トキムネのお父さんとお母さんは、面接の終わった親の待機する教室に案内された。
2人が教室の中に入ってみると先に面接を終えた親たちは、緊張感から解放されリラックスして小声で話をしていた。
トキムネのお父さんは椅子に座り、ここでの様子も学校側のチェックが入っているに違いないと思って辺りの様子をうかがっていた。
トキムネのお母さんは、相性塾への報告書に面接時の質問内容を書く欄があったことを思い出し、いま面接で質問されたことをメモしていた。
その頃、別の教室のトキムネはペーパーテストを受ける前で、みんなが集まるのを待っていた。
さっきの面接でトキムネは、面接の先生としりとりが長く続いて褒められいい気分になり、そのあとの図形を線に沿って描くというテストも調子に乗ってうまくできた。
しばらくして、教室に受験する子どもたち全員が揃い、テスト用紙が配られた。
「はじめ!」
という先生の声で、トキムネの人生初の入学テストが始まった。
・・・ひだりの絵とかんけいするものを、みぎからえらびましょう・・・。
左は包丁が描かれていて、右は台所に置いてあるものがいくつか描かれていた。
これは、"料理" に使う道具というカテゴリのものを選ばせる問題で、普段から何でも興味を持って身の回りの世界を眺めていれば簡単なものであった。
トキムネは、おばあちゃんと料理の練習をした時のことを思い出ながら丸をつけた。
・・・この絵のなかにくだものはいくつありますか。すうじにまるをしましょう・・・。
きゅうりだのトマトだのの野菜が混じっている絵が描かれていて、その中の果物だけを選ぶという、これは相性塾でさんざんやった問題だった。
このあとも相性塾で一度はやった問題が出て、トキムネはテンポ良く答えの欄に記入していった。
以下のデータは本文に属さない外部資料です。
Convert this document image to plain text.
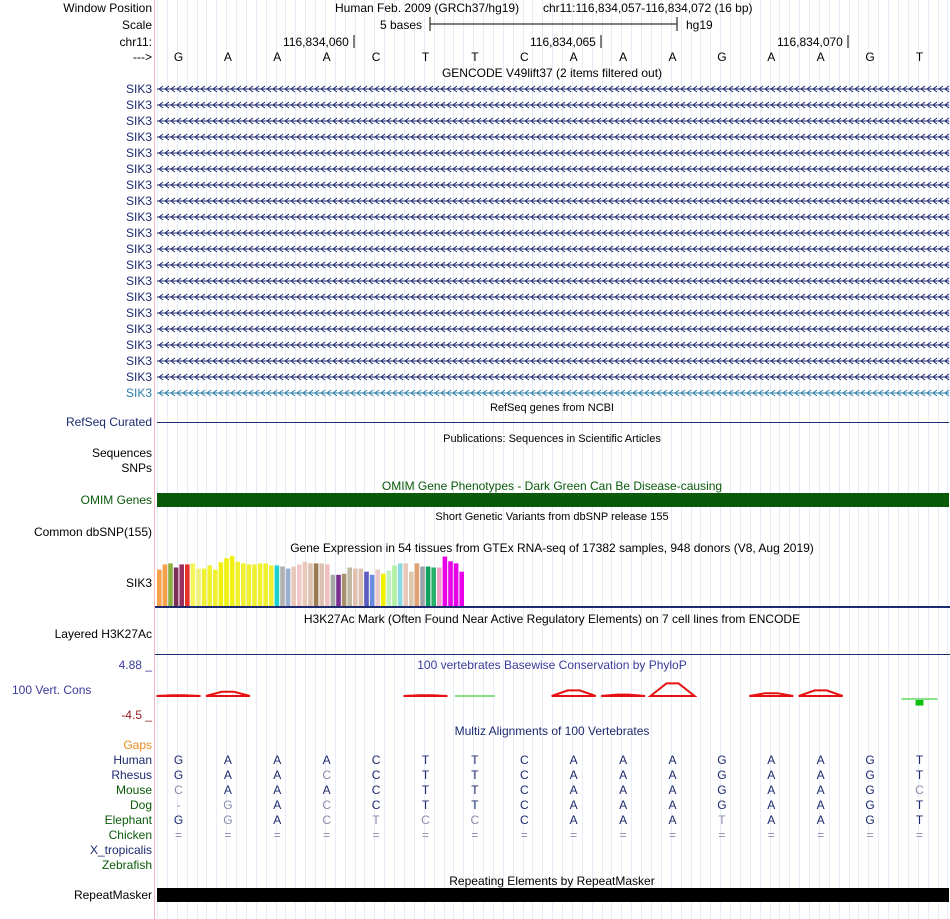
Window Position
Scale
chr11:
--->
Human Feb. 2009 (GRCh37/hg19) chr11:116,834,057-116,834,072 (16 bp)
5 bases	hg19
116,834,060	116,834,065	116,834,070
G	A	A	A	C	T	T	C	A	A	A	G	A	A	G	T
GENCODE V49lift37 (2 items filtered out)
SIK3
SIK3
SIK3
SIK3
SIK3
SIK3
SIK3
SIK3
SIK3
SIK3
SIK3
SIK3
SIK3
SIK3
SIK3
SIK3
SIK3
SIK3
SIK3
SIK3
RefSeq genes from NCBI
RefSeq Curated
Publications: Sequences in Scientific Articles
Sequences
SNPs
OMIM Gene Phenotypes - Dark Green Can Be Disease-causing
OMIM Genes
Short Genetic Variants from dbSNP release 155
Common dbSNP(155)
Gene Expression in 54 tissues from GTEx RNA-seq of 17382 samples, 948 donors (V8, Aug 2019)
SIK3
H3K27Ac Mark (Often Found Near Active Regulatory Elements) on 7 cell lines from ENCODE
Layered H3K27Ac
100 vertebrates Basewise Conservation by PhyloP
4.88 _
100 Vert. Cons
-4.5 _
Multiz Alignments of 100 Vertebrates
Gaps
Human	G	A	A	A	C	T	T	C	A	A	A	G	A	A	G	T
Rhesus	G	A	A	C	C	T	T	C	A	A	A	G	A	A	G	T
Mouse	C	A	A	A	C	T	T	C	A	A	A	G	A	A	G	C
Dog	-	G	A	C	C	T	T	C	A	A	A	G	A	A	G	T
Elephant	G	G	A	C	T	C	C	C	A	A	A	T	A	A	G	T
Chicken	=	=	=	=	=	=	=	=	=	=	=	=	=	=	=	=
X_tropicalis
Zebrafish
Repeating Elements by RepeatMasker
RepeatMasker
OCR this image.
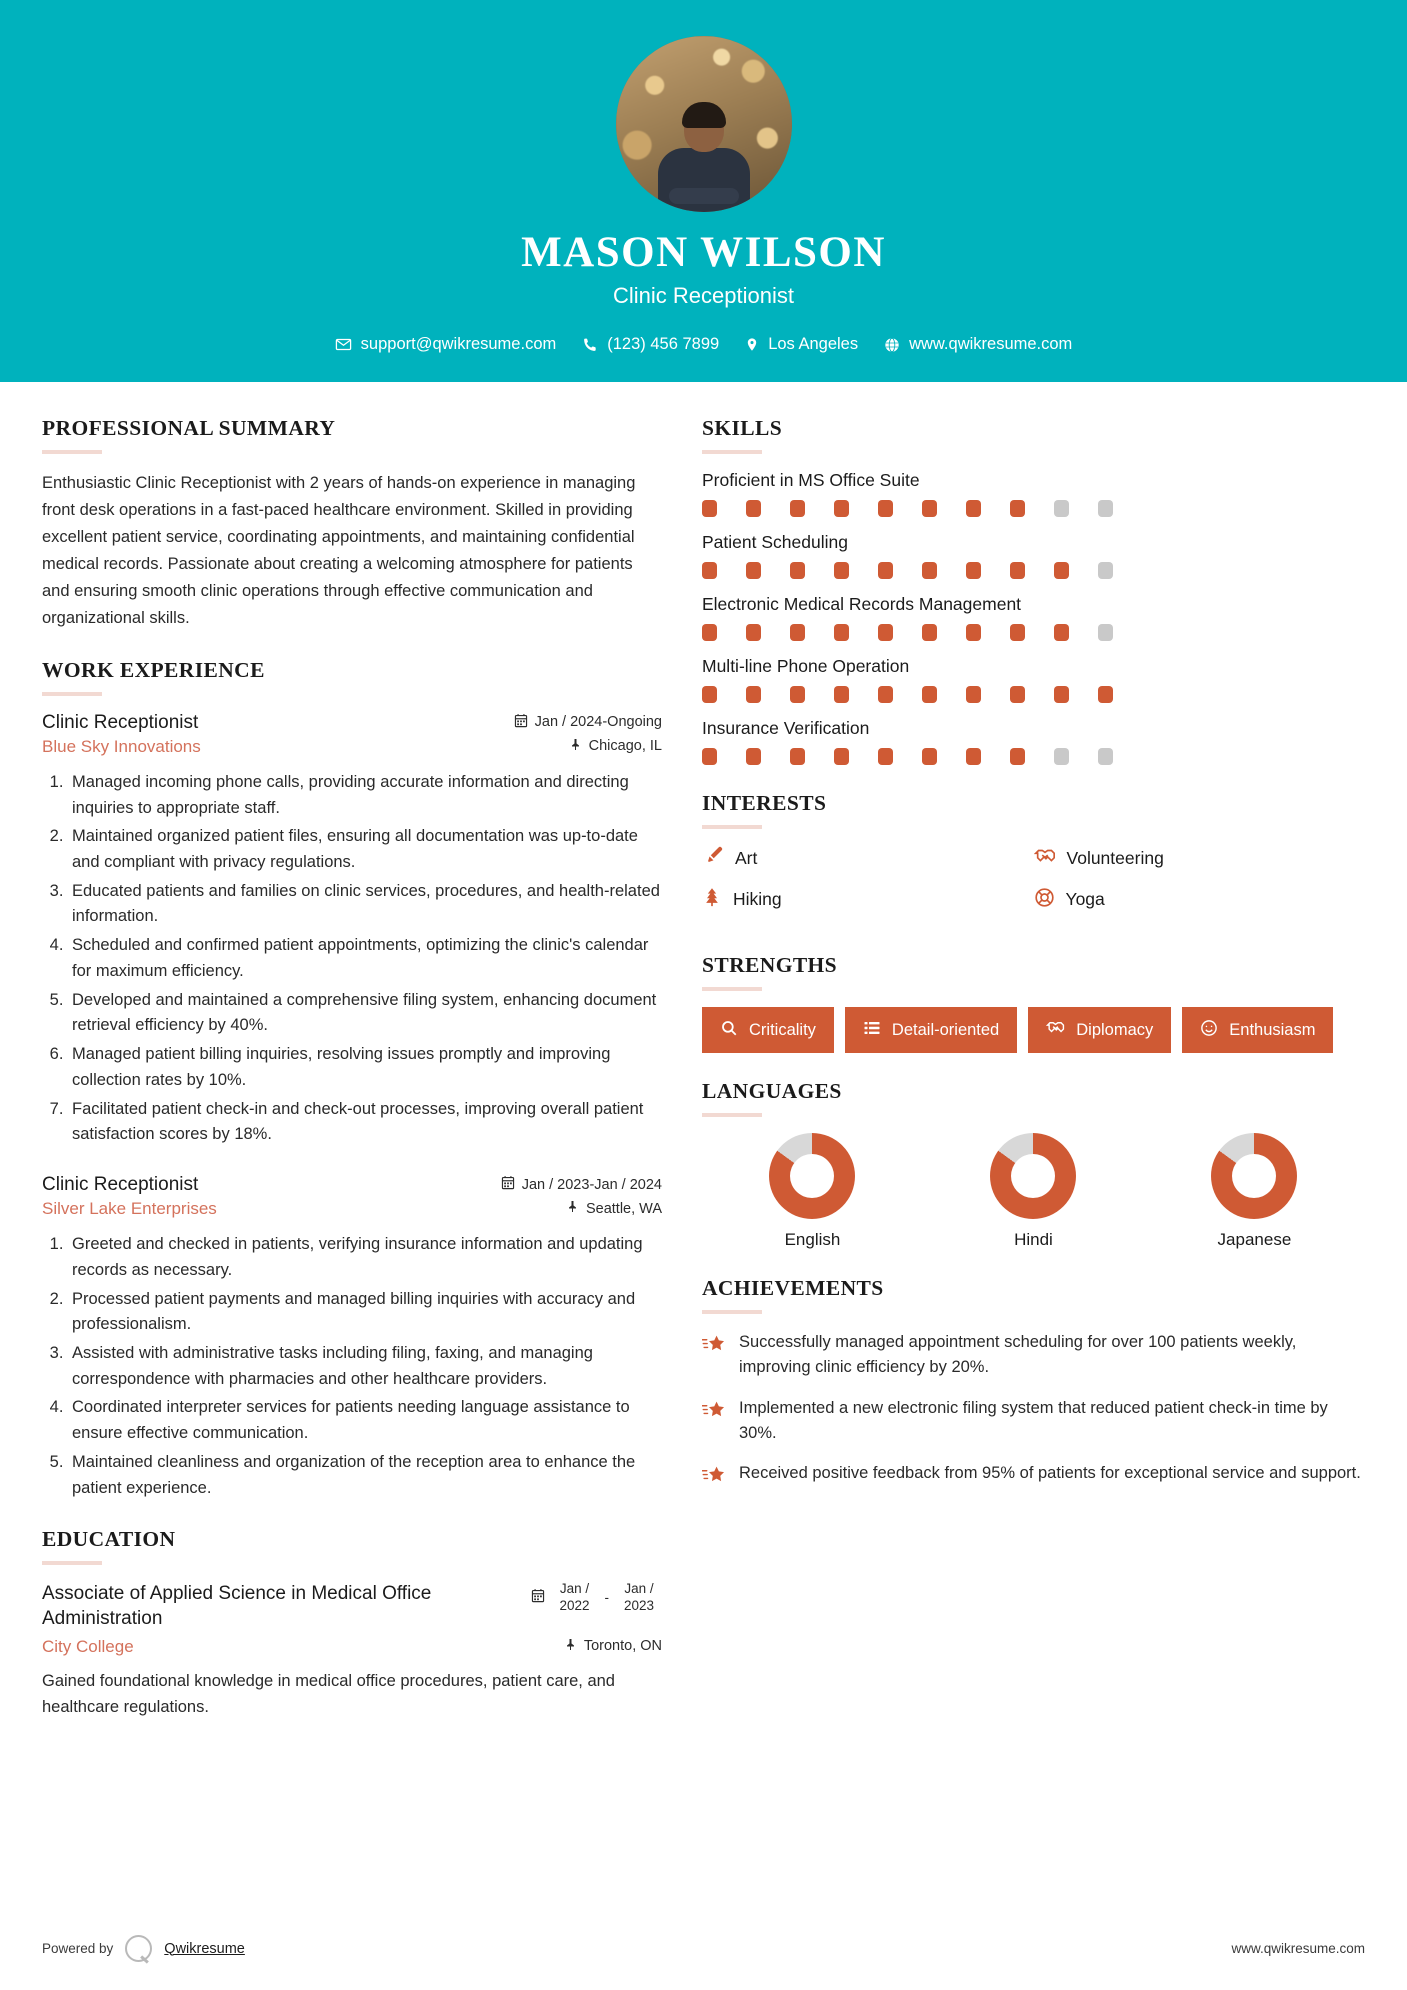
MASON WILSON
Clinic Receptionist
support@qwikresume.com	(123) 456 7899	Los Angeles	www.qwikresume.com
PROFESSIONAL SUMMARY
Enthusiastic Clinic Receptionist with 2 years of hands-on experience in managing front desk operations in a fast-paced healthcare environment. Skilled in providing excellent patient service, coordinating appointments, and maintaining confidential medical records. Passionate about creating a welcoming atmosphere for patients and ensuring smooth clinic operations through effective communication and organizational skills.
WORK EXPERIENCE
Clinic Receptionist	Jan / 2024-Ongoing
Blue Sky Innovations	Chicago, IL
1. Managed incoming phone calls, providing accurate information and directing inquiries to appropriate staff.
2. Maintained organized patient files, ensuring all documentation was up-to-date and compliant with privacy regulations.
3. Educated patients and families on clinic services, procedures, and health-related information.
4. Scheduled and confirmed patient appointments, optimizing the clinic's calendar for maximum efficiency.
5. Developed and maintained a comprehensive filing system, enhancing document retrieval efficiency by 40%.
6. Managed patient billing inquiries, resolving issues promptly and improving collection rates by 10%.
7. Facilitated patient check-in and check-out processes, improving overall patient satisfaction scores by 18%.
Clinic Receptionist	Jan / 2023-Jan / 2024
Silver Lake Enterprises	Seattle, WA
1. Greeted and checked in patients, verifying insurance information and updating records as necessary.
2. Processed patient payments and managed billing inquiries with accuracy and professionalism.
3. Assisted with administrative tasks including filing, faxing, and managing correspondence with pharmacies and other healthcare providers.
4. Coordinated interpreter services for patients needing language assistance to ensure effective communication.
5. Maintained cleanliness and organization of the reception area to enhance the patient experience.
EDUCATION
Associate of Applied Science in Medical Office Administration
Jan /
2022
-
Jan /
2023
City College	Toronto, ON
Gained foundational knowledge in medical office procedures, patient care, and healthcare regulations.
SKILLS
Proficient in MS Office Suite
Patient Scheduling
Electronic Medical Records Management
Multi-line Phone Operation
Insurance Verification
INTERESTS
Art	Volunteering
Hiking	Yoga
STRENGTHS
Criticality	Detail-oriented	Diplomacy	Enthusiasm
LANGUAGES
English	Hindi	Japanese
ACHIEVEMENTS
Successfully managed appointment scheduling for over 100 patients weekly, improving clinic efficiency by 20%.
Implemented a new electronic filing system that reduced patient check-in time by 30%.
Received positive feedback from 95% of patients for exceptional service and support.
Powered by	Qwikresume	www.qwikresume.com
Van Gogh - Stillleben mit Kaffeekanne, Geschirr und Früchten
フィンセント・ファン・ゴッホ 作成: 1888-05(Wikipediaより)
「はい。やめ。つぎからは、先生がおはなしを読み上げます。その内容について後で質問しますので、よく聞いていて下さい。」
試験の担当の先生は、手に持った、"おはなし" を読み上げ始めた。
「・・・正太くんは風邪で学校を休みました。
お友達の正子ちゃんはお見舞いに行くことにして、途中のスーパーに寄り、のど飴1袋、5個入りのみかんを買おうとレジまで行きました。
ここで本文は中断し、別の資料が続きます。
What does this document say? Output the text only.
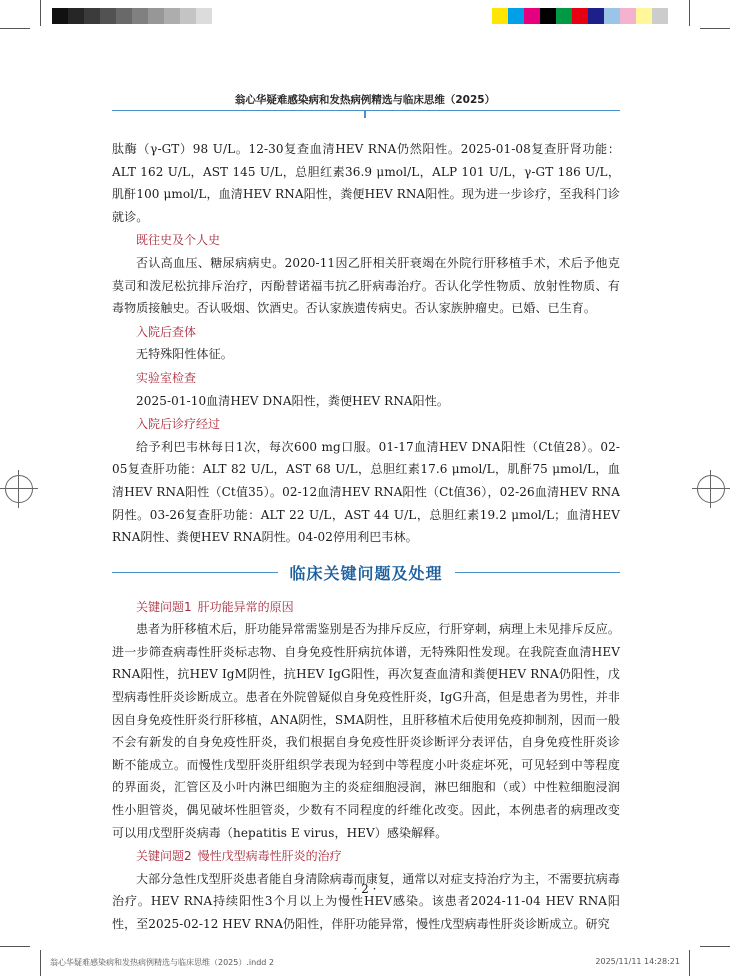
翁心华疑难感染病和发热病例精选与临床思维（2025）

肽酶（γ-GT）98 U/L。12-30复查血清HEV RNA仍然阳性。2025-01-08复查肝肾功能：ALT 162 U/L，AST 145 U/L，总胆红素36.9 μmol/L，ALP 101 U/L，γ-GT 186 U/L，肌酐100 μmol/L，血清HEV RNA阳性，粪便HEV RNA阳性。现为进一步诊疗，至我科门诊就诊。

既往史及个人史

否认高血压、糖尿病病史。2020-11因乙肝相关肝衰竭在外院行肝移植手术，术后予他克莫司和泼尼松抗排斥治疗，丙酚替诺福韦抗乙肝病毒治疗。否认化学性物质、放射性物质、有毒物质接触史。否认吸烟、饮酒史。否认家族遗传病史。否认家族肿瘤史。已婚、已生育。

入院后查体

无特殊阳性体征。

实验室检查

2025-01-10血清HEV DNA阳性，粪便HEV RNA阳性。

入院后诊疗经过

给予利巴韦林每日1次，每次600 mg口服。01-17血清HEV DNA阳性（Ct值28）。02-05复查肝功能：ALT 82 U/L，AST 68 U/L，总胆红素17.6 μmol/L，肌酐75 μmol/L，血清HEV RNA阳性（Ct值35）。02-12血清HEV RNA阳性（Ct值36），02-26血清HEV RNA阴性。03-26复查肝功能：ALT 22 U/L，AST 44 U/L，总胆红素19.2 μmol/L；血清HEV RNA阴性、粪便HEV RNA阴性。04-02停用利巴韦林。

临床关键问题及处理
关键问题1 肝功能异常的原因

患者为肝移植术后，肝功能异常需鉴别是否为排斥反应，行肝穿刺，病理上未见排斥反应。进一步筛查病毒性肝炎标志物、自身免疫性肝病抗体谱，无特殊阳性发现。在我院查血清HEV RNA阳性，抗HEV IgM阴性，抗HEV IgG阳性，再次复查血清和粪便HEV RNA仍阳性，戊型病毒性肝炎诊断成立。患者在外院曾疑似自身免疫性肝炎，IgG升高，但是患者为男性，并非因自身免疫性肝炎行肝移植，ANA阴性，SMA阴性，且肝移植术后使用免疫抑制剂，因而一般不会有新发的自身免疫性肝炎，我们根据自身免疫性肝炎诊断评分表评估，自身免疫性肝炎诊断不能成立。而慢性戊型肝炎肝组织学表现为轻到中等程度小叶炎症坏死，可见轻到中等程度的界面炎，汇管区及小叶内淋巴细胞为主的炎症细胞浸润，淋巴细胞和（或）中性粒细胞浸润性小胆管炎，偶见破坏性胆管炎，少数有不同程度的纤维化改变。因此，本例患者的病理改变可以用戊型肝炎病毒（hepatitis E virus，HEV）感染解释。

关键问题2 慢性戊型病毒性肝炎的治疗

大部分急性戊型肝炎患者能自身清除病毒而康复，通常以对症支持治疗为主，不需要抗病毒治疗。HEV RNA持续阳性3个月以上为慢性HEV感染。该患者2024-11-04 HEV RNA阳性，至2025-02-12 HEV RNA仍阳性，伴肝功能异常，慢性戊型病毒性肝炎诊断成立。研究

· 2 ·
翁心华疑难感染病和发热病例精选与临床思维（2025）.indd 2	2025/11/11 14:28:21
「お会計は、680円に消費税8%が入って734円です。」
と店長らしきレジの人に言いました。
しかし、正子ちゃんは500円玉しか持っていかったので、お金が足りないからのど飴をやめますと、レジの人にいいました。
「のど飴はお嬢ちゃんがなめるのですかい?」
「いえ、病気の友達のところへお見舞いに持って行こうと思っていました。」
「そうかい。そりゃ持って行ってあげた方がいいやね。・・・よし、そののど飴、おいちゃんが買ってあげよう。
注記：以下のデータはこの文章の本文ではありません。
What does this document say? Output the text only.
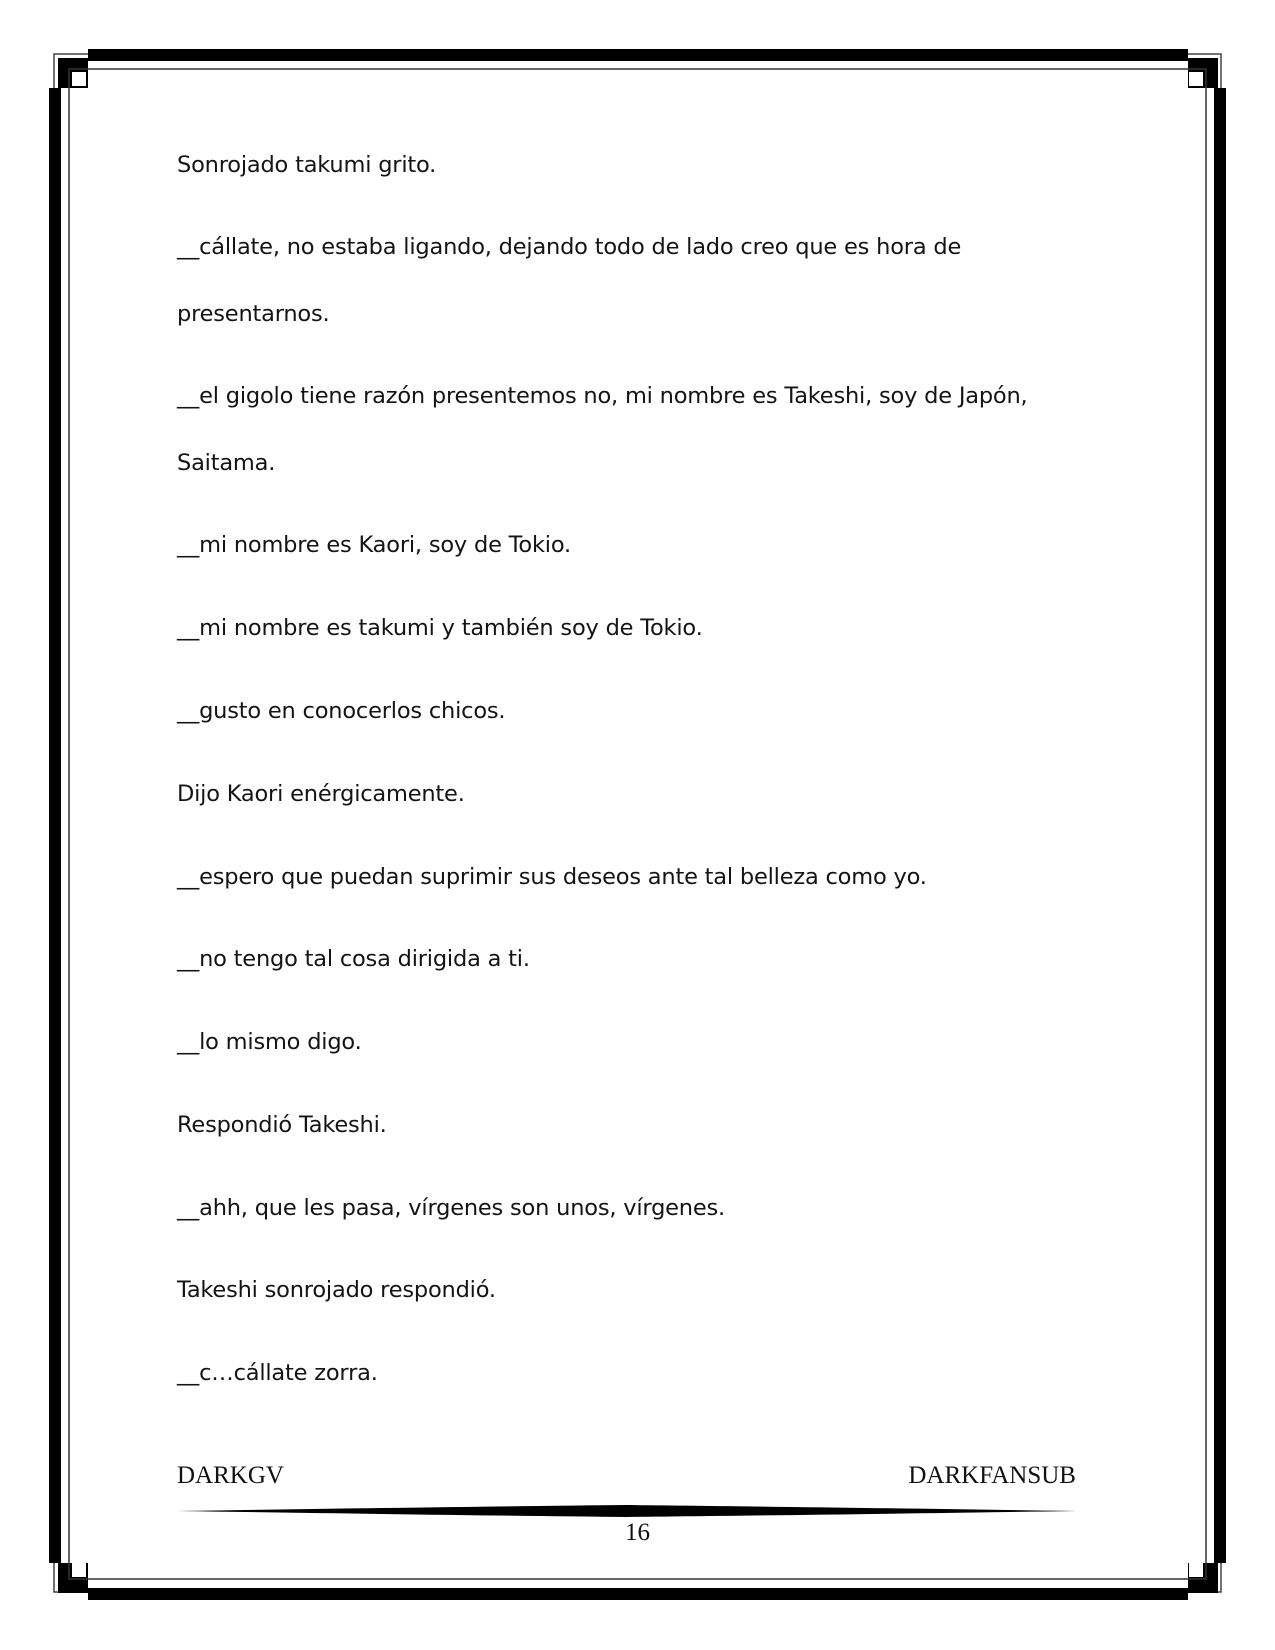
Sonrojado takumi grito.
__cállate, no estaba ligando, dejando todo de lado creo que es hora de
presentarnos.
__el gigolo tiene razón presentemos no, mi nombre es Takeshi, soy de Japón,
Saitama.
__mi nombre es Kaori, soy de Tokio.
__mi nombre es takumi y también soy de Tokio.
__gusto en conocerlos chicos.
Dijo Kaori enérgicamente.
__espero que puedan suprimir sus deseos ante tal belleza como yo.
__no tengo tal cosa dirigida a ti.
__lo mismo digo.
Respondió Takeshi.
__ahh, que les pasa, vírgenes son unos, vírgenes.
Takeshi sonrojado respondió.
__c…cállate zorra.
DARKGV	DARKFANSUB
16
おいちゃんからのお友達の子へのお見舞いだ。いいんだ。お代なんかいらないよ。」
「そういう訳には・・・。」
「まあいいから、早くお友達の所へ行っておあげなさい。さあ。」
「・・・あ、ありがとうございます・・・。」
正子ちゃんは、お辞儀をして正太くんの家に向かいました。
その途中の牧場で正子ちゃんは、牛が、"モー" と鳴くのを聞き、そして、正太くんの家の近くでは、"チョウ" がヒラヒラ飛んでいるのを見ました・・・。」
トキムネは、この昭和チックな人情ものの話の展開に、せっかく覚えた個数や金額を全て忘れそうになった。